Hauerwas does not give sufficient consideration to the degree to which, despite the formal principles of liberal democracy, America public life is still informed by the operative values and beliefs of the American people—values and beliefs sustained by religion and community. Nor does he weigh how very recent in our legal and cultural history are those "excesses of liberalism" which have tried to divorce rules from virtue. The cultural and intellectual crisis he analyzes is so severe, the operation of the formal polity is so out of sync with the social reality, that we are facing also a political crisis. That, I believe, is the most important meaning of the phenomenon we call the Religious New Right. This, I would argue, is not the time to despair of liberal democracy; it is rather a time of opportunity to reconstruct purposefully the public ethic that was until recently taken for granted. That religiously based public ethic, although largely unacknowledged in the official theory of a "secular" society, made possible the functioning of a liberal democracy that is much more complex than its principles suggest.
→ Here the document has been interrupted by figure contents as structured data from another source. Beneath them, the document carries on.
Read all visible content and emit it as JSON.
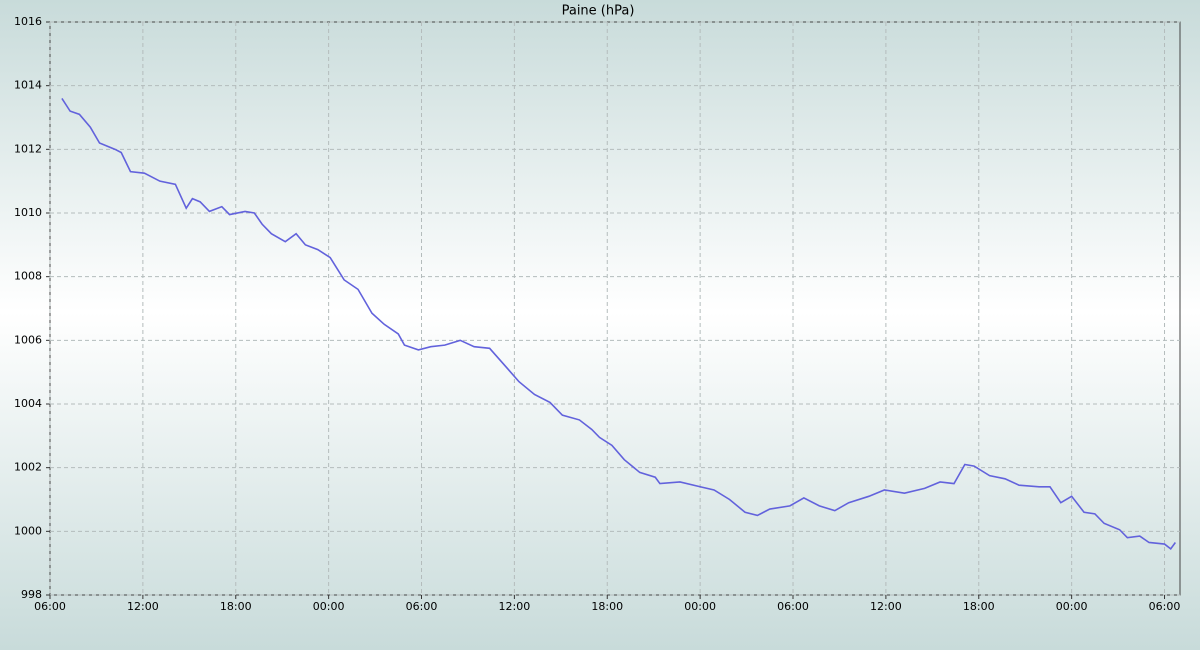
{
  "chart_data": {
    "type": "line",
    "title": "Paine (hPa)",
    "x": [
      0.77,
      1.3,
      1.9,
      2.6,
      3.2,
      4.2,
      4.6,
      5.2,
      6.1,
      7.1,
      8.1,
      8.8,
      9.2,
      9.7,
      10.3,
      11.1,
      11.6,
      12.6,
      13.2,
      13.7,
      14.3,
      15.2,
      15.9,
      16.5,
      17.3,
      18.1,
      19.0,
      19.9,
      20.8,
      21.6,
      22.5,
      22.9,
      23.8,
      24.6,
      25.5,
      26.5,
      27.4,
      28.4,
      29.4,
      30.3,
      31.3,
      32.3,
      33.1,
      34.2,
      35.0,
      35.5,
      36.3,
      37.1,
      38.1,
      39.1,
      39.4,
      40.7,
      42.0,
      42.9,
      43.9,
      44.9,
      45.7,
      46.5,
      47.8,
      48.7,
      49.7,
      50.7,
      51.6,
      52.9,
      53.9,
      55.2,
      56.5,
      57.5,
      58.4,
      59.1,
      59.7,
      60.7,
      61.7,
      62.6,
      63.9,
      64.6,
      65.3,
      66.0,
      66.8,
      67.5,
      68.1,
      69.1,
      69.6,
      70.4,
      71.0,
      72.0,
      72.4,
      72.7
    ],
    "series": [
      {
        "color": "#6262dc",
        "values": [
          1013.6,
          1013.2,
          1013.1,
          1012.7,
          1012.2,
          1012.0,
          1011.9,
          1011.3,
          1011.25,
          1011.0,
          1010.9,
          1010.15,
          1010.45,
          1010.35,
          1010.05,
          1010.2,
          1009.95,
          1010.05,
          1010.0,
          1009.65,
          1009.35,
          1009.1,
          1009.35,
          1009.0,
          1008.85,
          1008.6,
          1007.9,
          1007.6,
          1006.85,
          1006.5,
          1006.2,
          1005.85,
          1005.7,
          1005.8,
          1005.85,
          1006.0,
          1005.8,
          1005.75,
          1005.2,
          1004.7,
          1004.3,
          1004.05,
          1003.65,
          1003.5,
          1003.2,
          1002.95,
          1002.7,
          1002.25,
          1001.85,
          1001.7,
          1001.5,
          1001.55,
          1001.4,
          1001.3,
          1001.0,
          1000.6,
          1000.5,
          1000.7,
          1000.8,
          1001.05,
          1000.8,
          1000.65,
          1000.9,
          1001.1,
          1001.3,
          1001.2,
          1001.35,
          1001.55,
          1001.5,
          1002.1,
          1002.05,
          1001.75,
          1001.65,
          1001.45,
          1001.4,
          1001.4,
          1000.9,
          1001.1,
          1000.6,
          1000.55,
          1000.25,
          1000.05,
          999.8,
          999.85,
          999.65,
          999.6,
          999.45,
          999.65
        ]
      }
    ],
    "xlim": [
      0,
      73
    ],
    "xticks": [
      {
        "value": 0,
        "label": "06:00"
      },
      {
        "value": 6,
        "label": "12:00"
      },
      {
        "value": 12,
        "label": "18:00"
      },
      {
        "value": 18,
        "label": "00:00"
      },
      {
        "value": 24,
        "label": "06:00"
      },
      {
        "value": 30,
        "label": "12:00"
      },
      {
        "value": 36,
        "label": "18:00"
      },
      {
        "value": 42,
        "label": "00:00"
      },
      {
        "value": 48,
        "label": "06:00"
      },
      {
        "value": 54,
        "label": "12:00"
      },
      {
        "value": 60,
        "label": "18:00"
      },
      {
        "value": 66,
        "label": "00:00"
      },
      {
        "value": 72,
        "label": "06:00"
      }
    ],
    "ylim": [
      998,
      1016
    ],
    "yticks": [
      998,
      1000,
      1002,
      1004,
      1006,
      1008,
      1010,
      1012,
      1014,
      1016
    ],
    "grid": true
  }
}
A public ethic is one in which public reasons are available for the adjudication of moral disputes. In the absence of such an ethic, our inevitable moral disputes turn politics, in the words of Alasdair MacIntyre, into "civil war carried on by other means." Then we are reduced to the battle between Moral Majority and the ACLU in which each strives to impose its morality while accusing the other of trying to impose its morality. In some times past, writes MacIntyre, it has been possible in moral disputes to step back and ask in a systematic way "what the appropriate rational procedures are for settling this particular kind of dispute." Moral philosophy once played a critical role in that adjudication, but now moral philosophy itself has fallen prey to the disease of emotivism. ''It is my own view," says MacIntyre, "that the time has come once more when it is imperative to perform this task for moral philosophy.'' Having diagnosed the present crisis in After Virtue, Macintyre suggests he will now be turning his attention to "a systematic account of rationality" in moral discourse.

Theological ethics should not absent itself from this task of reconstruction. Fortunately, this is recognized by some theologians. The recognition is evident, for example, in David Tracy's recent work on the public nature of Christian theology. Most ambitiously, Wolfhart Pannenberg's life's work is aimed at reestablishing theology's role in the universe of rational discourse. His recent Ethics contains essays indicating how such a reconstruction of a public ethic might proceed. The erosion of public moral discourse happened over many years; the effort to restore it may take many years more. In the absence of Stanley Hauerwas, that effort will be the more difficult.

Meanwhile if Christians in their several communities are to have anything of substance to contribute to a new societal ethic, it is imperative that they be faithful to the truth they know. That requires clear moral thinking and a readiness to challenge cultural conventions. Such clarity and challenge is the achievement of Stanley Hauerwas's edition of Zwischen den Zeiten.

The late Reverend Richard John Neuhaus was president of the Institute on Religion and Public Life and editor in chief of First Things.